There are five families of stainless steel, classified based on their crystalline structures:

• Austenitic Stainless Steel This is the most common of the five kinds of stainless steel produced today. This stainless steel has high formability and weldability, is non-magnetic and durable, and does not harden under heat treatment. The austenitic stainless steel is used for a wide range of applications, such as the in the manufacturing of equipment for automotive parts and trims, mining, food, beverage, chemical, and pharmaceutical purposes. This steel is also used to make cookware, cutlery, sinks, tanks, storage vessels, pressure vessels, architectural components, and many such things

• Ferritic Stainless Steel This stainless steel has magnetic properties but, like the austenitic stainless steel, this too does not harden with heat treatment. The ferritic stainless steel has five manufacturing grades depending on their composition. This is the least expensive type of stainless steel to produce.
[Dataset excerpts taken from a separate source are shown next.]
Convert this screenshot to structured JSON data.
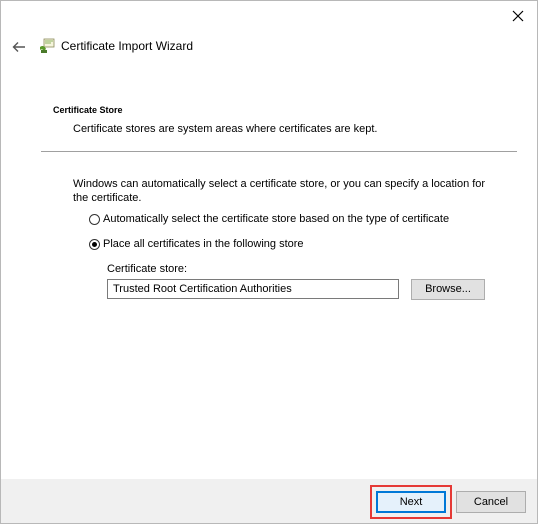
{
  "window": {
    "close_icon": "close-icon",
    "back_icon": "back-arrow-icon",
    "title_icon": "certificate-wizard-icon",
    "title": "Certificate Import Wizard"
  },
  "header": {
    "section_title": "Certificate Store",
    "section_description": "Certificate stores are system areas where certificates are kept."
  },
  "content": {
    "intro": "Windows can automatically select a certificate store, or you can specify a location for the certificate.",
    "options": [
      {
        "label": "Automatically select the certificate store based on the type of certificate",
        "selected": false
      },
      {
        "label": "Place all certificates in the following store",
        "selected": true
      }
    ],
    "store_label": "Certificate store:",
    "store_value": "Trusted Root Certification Authorities",
    "browse_label": "Browse..."
  },
  "footer": {
    "next_label": "Next",
    "cancel_label": "Cancel"
  },
  "colors": {
    "highlight": "#e53935",
    "focus": "#0078d7",
    "footer_bg": "#f0f0f0"
  }
}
The ferritic stainless steel is used to manufacture automotive parts, household and industrial kitchenware equipment, and a variety of equipment used by different industries. Due to its good ductility and corrosion resistance, the uses of ferritic stainless steel are still growing

• Martensitic Stainless Steel The martensitic stainless steel is easy to produce as a high carbon or low carbon steel. This steel can be hardened using heat treatment using the austenitizing, quenching, and tempering processes. In recent developments, carbon has been replaced with nitrogen in the martensitic stainless steel in order to obtain greater strength and higher anti-corrosive property. This steel has magnetic properties but is less corrosion-resistant in comparison to austenitic and ferritic stainless steel. The martensitic stainless steel is used in aerospace, marine, petrochemical, food processing, and turbine energy sectors

• Duplex Stainless Steel This family of stainless steel gets its name due to the two-phase molecular micro-structure containing grains of the austenitic and ferritic stainless steel grains. This double combination gives it numerous properties such as strength, toughness, ductility, corrosion resistance, and resistance to stress corrosion cracking. Due to a list of attractive properties inherited from the austenitic and ferritic stainless steel families, the duplex stainless steel has a multitude of uses in various industries dealing with chemical processing, petrochemical, oil and natural gas, pharmaceutical products, geothermal units, sea water desalination, biomedical, mining equipment, energy and utilities, nuclear power plants, solar power energy, and many more

• Precipitation-Hardening Stainless Steel The precipitation hardening stainless steel is similar in corrosion resistance to the austenitic steel. However, this steel can be hardened to obtain four times greater strength than the austenitic stainless steel using the age hardening technique. The three types of steel in this category are low carbon martensitic, semi-austenitic, and austenitic. Uses of the precipitation-hardened stainless steel are mostly in the aerospace and high-tech industries due to its strength in manufacturing valves and gears, other engine components, high-strength shafts, blades for turbines, casting and moulding dies, and nuclear waste caskets.

Stainless steel can be found in everything around us. From construction to medical, food to energy, and every other sector today relies on stainless steel metal. Be it a safety pin or an artificial hip joint, stainless steel is the king of all metals. It is 100% recyclable with no loss of its original properties and a strong life span, making it the metal of the future.